The Passing of the Three Elven Rings of Power.

At the point where the road northward from Isengard to Rivendell meets the way over the mountain pass to Lothlórien the company pauses on its journey for a whole week. This is the parting of the three keepers of the Elven Rings made by Celebrimbor of Eregion in the Second Age. Vilya, Nenya and Narya. Sauron had no part in their making and so they were not under the control power of the One Ring and yet their fate was inextricably linked to the Ruling Ring made by the same lore, the sharing of skill and of knowledge between Celebrimbor and Sauron when the Dark Lord’s intention was not yet known.

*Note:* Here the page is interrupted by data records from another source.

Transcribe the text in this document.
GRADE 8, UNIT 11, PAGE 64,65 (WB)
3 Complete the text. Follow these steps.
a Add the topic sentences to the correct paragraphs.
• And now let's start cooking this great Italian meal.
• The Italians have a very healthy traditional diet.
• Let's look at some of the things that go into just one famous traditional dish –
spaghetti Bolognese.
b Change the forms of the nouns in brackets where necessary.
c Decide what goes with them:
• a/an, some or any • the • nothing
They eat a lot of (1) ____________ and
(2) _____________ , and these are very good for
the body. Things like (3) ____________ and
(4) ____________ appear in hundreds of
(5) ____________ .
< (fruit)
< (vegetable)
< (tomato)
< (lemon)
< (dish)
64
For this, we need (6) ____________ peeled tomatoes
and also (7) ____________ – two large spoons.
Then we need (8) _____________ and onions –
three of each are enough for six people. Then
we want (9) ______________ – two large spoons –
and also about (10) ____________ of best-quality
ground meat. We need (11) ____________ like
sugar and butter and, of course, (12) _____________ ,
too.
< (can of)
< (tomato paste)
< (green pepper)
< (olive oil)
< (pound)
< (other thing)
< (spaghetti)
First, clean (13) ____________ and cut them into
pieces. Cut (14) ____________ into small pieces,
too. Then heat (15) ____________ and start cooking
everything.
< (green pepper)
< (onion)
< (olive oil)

Or were there clues enough for the Wise to guess at what Sauron wished to do? Certainly Galadriel and Gil-galad refused his embassies but Celebrimbor received him. In Unfinished Tales Tolkien tells us that Celebrimbor “desired in his heart to rival the skill and fame of Fëanor”. The old Prayer Book of the Church of England counsels us against following “too much the devices and desires of our hearts”. This is wise advice and calls for rigorous self-examination. Celebrimbor was far too upright and honourable to betray his people and friends for the sake of his desire but his desire made him ready to do as Sauron wished and to give him aid in making the Rings of Power.

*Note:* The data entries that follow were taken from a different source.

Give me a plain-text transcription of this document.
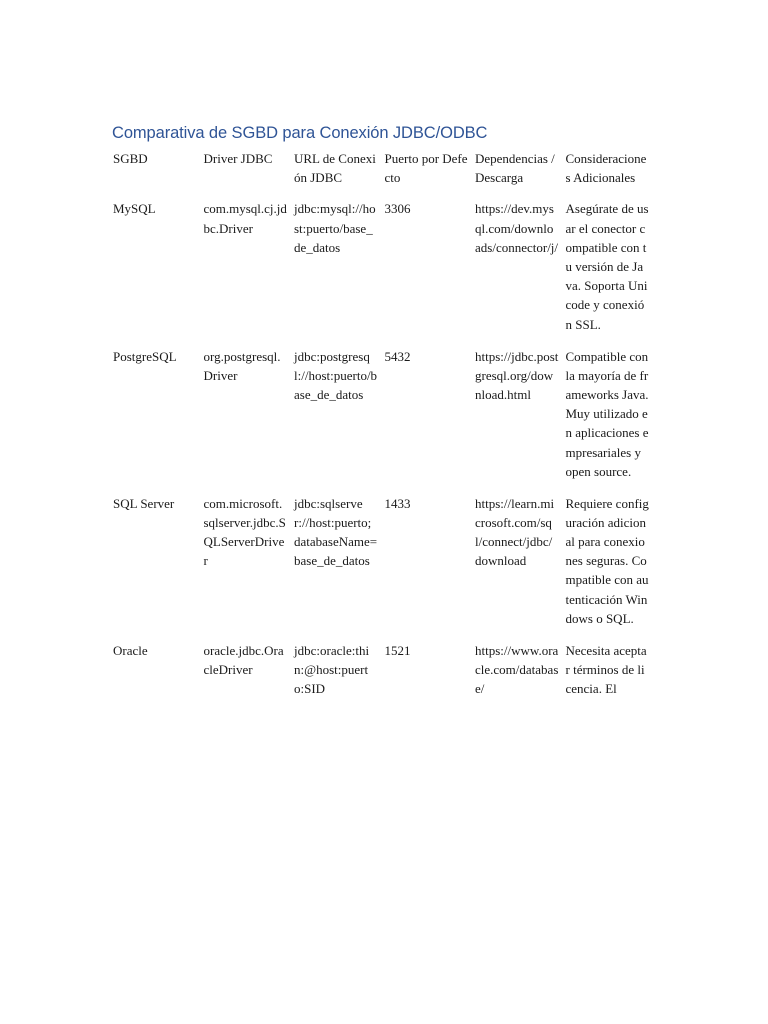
Comparativa de SGBD para Conexión JDBC/ODBC
SGBD	Driver JDBC	URL de Conexión JDBC	Puerto por Defecto	Dependencias / Descarga	Consideraciones Adicionales

MySQL	com.mysql.cj.jdbc.Driver	jdbc:mysql://host:puerto/base_de_datos	3306	https://dev.mysql.com/downloads/connector/j/	Asegúrate de usar el conector compatible con tu versión de Java. Soporta Unicode y conexión SSL.

PostgreSQL	org.postgresql.Driver	jdbc:postgresql://host:puerto/base_de_datos	5432	https://jdbc.postgresql.org/download.html	Compatible con la mayoría de frameworks Java. Muy utilizado en aplicaciones empresariales y open source.

SQL Server	com.microsoft.sqlserver.jdbc.SQLServerDriver	jdbc:sqlserver://host:puerto;databaseName=base_de_datos	1433	https://learn.microsoft.com/sql/connect/jdbc/download	Requiere configuración adicional para conexiones seguras. Compatible con autenticación Windows o SQL.

Oracle	oracle.jdbc.OracleDriver	jdbc:oracle:thin:@host:puerto:SID	1521	https://www.oracle.com/database/	Necesita aceptar términos de licencia. El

In this desire even Galadriel was not without blame. When it became clear at the moment when Sauron forged the One Ring in the Cracks of Doom at Orodruin in Mordor that he wished power only for himself she counselled Celebrimbor against destroying the lesser Rings; the Nine, the Seven and the Three. Already she possessed Nenya and by it she was able to create Lórinand that was to become Lothlórien, the most beautiful land in all Middle-earth. Her desire was for the beauty that she was creating and she did not wish to give up her Ring for destruction. As a consequence even though Sauron never found the Three Elven Rings he was able to capture the Nine in his war against Celebrimbor and to give them to mortal men so creating his most terrible servants, the Nazgûl. For a time the Seven, rings of power given to the Dwarf Lords, were free from his grasp, but eventually he held them too.

Celebrimbor’s desire, and Galadriel’s share in it, had led to the forging of the One Ring, to the creation of the Nazgûl and to the diminishing of the dwarves. Although the Elven Rings enabled Galadriel to create the beauty of Lothlórien, Elrond the beauty of the valley of Rivendell and Gandalf to stir up the hearts and wills of the free peoples of Middle-earth they were too much linked to the evil of the Ring of Power to survive its destruction.

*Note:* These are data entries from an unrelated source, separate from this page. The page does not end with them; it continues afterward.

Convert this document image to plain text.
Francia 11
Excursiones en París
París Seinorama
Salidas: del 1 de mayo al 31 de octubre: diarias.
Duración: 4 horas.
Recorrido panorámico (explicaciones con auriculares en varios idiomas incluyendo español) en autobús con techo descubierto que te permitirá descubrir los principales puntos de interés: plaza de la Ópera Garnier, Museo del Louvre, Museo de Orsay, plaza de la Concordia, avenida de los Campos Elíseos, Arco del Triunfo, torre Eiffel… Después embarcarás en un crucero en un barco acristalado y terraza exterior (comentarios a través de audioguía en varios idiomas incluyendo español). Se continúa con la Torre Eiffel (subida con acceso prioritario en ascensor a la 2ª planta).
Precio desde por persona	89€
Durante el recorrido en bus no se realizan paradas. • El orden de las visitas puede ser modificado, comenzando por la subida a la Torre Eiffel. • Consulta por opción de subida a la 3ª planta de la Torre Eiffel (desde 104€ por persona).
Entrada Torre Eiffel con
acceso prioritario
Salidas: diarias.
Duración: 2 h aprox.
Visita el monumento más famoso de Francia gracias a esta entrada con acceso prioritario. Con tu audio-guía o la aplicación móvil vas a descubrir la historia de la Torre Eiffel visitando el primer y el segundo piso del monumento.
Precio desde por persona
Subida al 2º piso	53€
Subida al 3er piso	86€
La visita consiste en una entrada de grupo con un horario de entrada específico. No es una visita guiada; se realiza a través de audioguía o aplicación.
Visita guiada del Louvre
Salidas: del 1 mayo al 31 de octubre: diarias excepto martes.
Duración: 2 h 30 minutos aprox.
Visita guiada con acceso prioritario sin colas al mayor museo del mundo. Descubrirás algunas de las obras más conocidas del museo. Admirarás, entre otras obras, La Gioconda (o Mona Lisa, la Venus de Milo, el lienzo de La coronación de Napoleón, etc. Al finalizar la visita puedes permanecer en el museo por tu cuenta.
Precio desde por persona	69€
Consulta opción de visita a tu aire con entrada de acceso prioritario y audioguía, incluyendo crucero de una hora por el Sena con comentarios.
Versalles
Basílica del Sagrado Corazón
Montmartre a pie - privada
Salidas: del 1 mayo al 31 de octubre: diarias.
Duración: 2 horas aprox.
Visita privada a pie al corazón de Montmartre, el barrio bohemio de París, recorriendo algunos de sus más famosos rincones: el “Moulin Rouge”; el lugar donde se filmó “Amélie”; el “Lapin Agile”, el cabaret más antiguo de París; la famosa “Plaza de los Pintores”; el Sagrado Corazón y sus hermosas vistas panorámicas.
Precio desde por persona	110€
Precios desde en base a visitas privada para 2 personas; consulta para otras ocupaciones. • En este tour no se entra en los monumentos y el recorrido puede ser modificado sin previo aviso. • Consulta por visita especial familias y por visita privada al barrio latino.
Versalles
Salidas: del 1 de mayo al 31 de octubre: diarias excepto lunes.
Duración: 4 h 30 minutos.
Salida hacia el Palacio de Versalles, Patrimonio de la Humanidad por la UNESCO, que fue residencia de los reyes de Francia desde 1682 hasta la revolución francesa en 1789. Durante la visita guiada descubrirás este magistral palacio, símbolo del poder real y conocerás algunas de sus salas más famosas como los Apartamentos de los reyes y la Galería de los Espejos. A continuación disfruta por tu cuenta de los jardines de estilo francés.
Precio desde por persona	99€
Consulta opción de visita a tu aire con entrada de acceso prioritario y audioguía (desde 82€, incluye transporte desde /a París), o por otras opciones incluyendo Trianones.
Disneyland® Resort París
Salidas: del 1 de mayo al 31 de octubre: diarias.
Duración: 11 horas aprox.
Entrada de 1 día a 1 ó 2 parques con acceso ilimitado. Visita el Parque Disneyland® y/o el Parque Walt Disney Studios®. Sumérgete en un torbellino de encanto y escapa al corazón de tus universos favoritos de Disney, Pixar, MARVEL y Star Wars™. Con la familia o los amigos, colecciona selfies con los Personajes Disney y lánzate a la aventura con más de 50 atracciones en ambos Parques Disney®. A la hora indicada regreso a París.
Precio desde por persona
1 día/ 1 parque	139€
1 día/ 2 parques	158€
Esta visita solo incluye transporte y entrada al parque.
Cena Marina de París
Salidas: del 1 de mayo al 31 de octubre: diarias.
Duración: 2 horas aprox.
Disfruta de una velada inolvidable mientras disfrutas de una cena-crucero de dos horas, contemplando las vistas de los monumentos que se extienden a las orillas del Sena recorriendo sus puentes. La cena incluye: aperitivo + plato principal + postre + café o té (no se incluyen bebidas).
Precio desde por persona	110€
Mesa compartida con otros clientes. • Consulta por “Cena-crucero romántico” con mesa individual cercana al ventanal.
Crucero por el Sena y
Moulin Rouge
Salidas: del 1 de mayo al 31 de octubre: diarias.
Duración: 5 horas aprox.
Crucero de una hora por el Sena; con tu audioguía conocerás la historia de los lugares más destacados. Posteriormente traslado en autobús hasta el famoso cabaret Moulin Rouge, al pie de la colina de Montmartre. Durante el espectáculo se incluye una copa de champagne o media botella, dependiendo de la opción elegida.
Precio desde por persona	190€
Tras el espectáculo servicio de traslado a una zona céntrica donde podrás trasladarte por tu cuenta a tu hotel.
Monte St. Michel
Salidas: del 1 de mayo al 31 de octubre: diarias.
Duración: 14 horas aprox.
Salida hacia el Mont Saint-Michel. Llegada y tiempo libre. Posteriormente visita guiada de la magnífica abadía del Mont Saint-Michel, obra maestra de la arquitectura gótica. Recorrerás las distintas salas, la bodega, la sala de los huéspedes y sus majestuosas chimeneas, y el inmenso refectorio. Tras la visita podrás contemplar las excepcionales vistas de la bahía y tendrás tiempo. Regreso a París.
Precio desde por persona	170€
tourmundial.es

Saruman spoke of this in his encounter with the Ring-bearers. “I did not spend long study on these matters for naught. You have doomed yourselves, and you know it. And it will afford me some comfort as I wander to think that you pulled down your own house when you destroyed mine.” As always Saruman’s knowledge was less complete than he believed and his wisdom almost entirely absent but one thing is true and that is that with the destruction of the Ring the power of the Three is at an end and with it much of the work that they achieved. Lothlórien and Rivendell must diminish. Much that is beautiful in the world must come to an end.

Would it have been better if the Ring had not gone to the Fire? The Wise had already been faced with this choice and rejected it. The Ruling Ring had such power to corrupt that it was impossible to keep safely and to use it would have been catastrophic. Never again would the path of withholding be followed. At last the Wise knew what they must do. The Ring must be destroyed and their life in Middle-earth must come to an end.

Saruman in his bitter envy thought of this as an accidental outcome of the destruction of the Ring. He could not imagine that his enemies were prepared to give up so much and to do it freely. And he most certainly did not anticipate the grace that will be shown to the Ring-bearers. After all it was a grace that he himself had long ago rejected.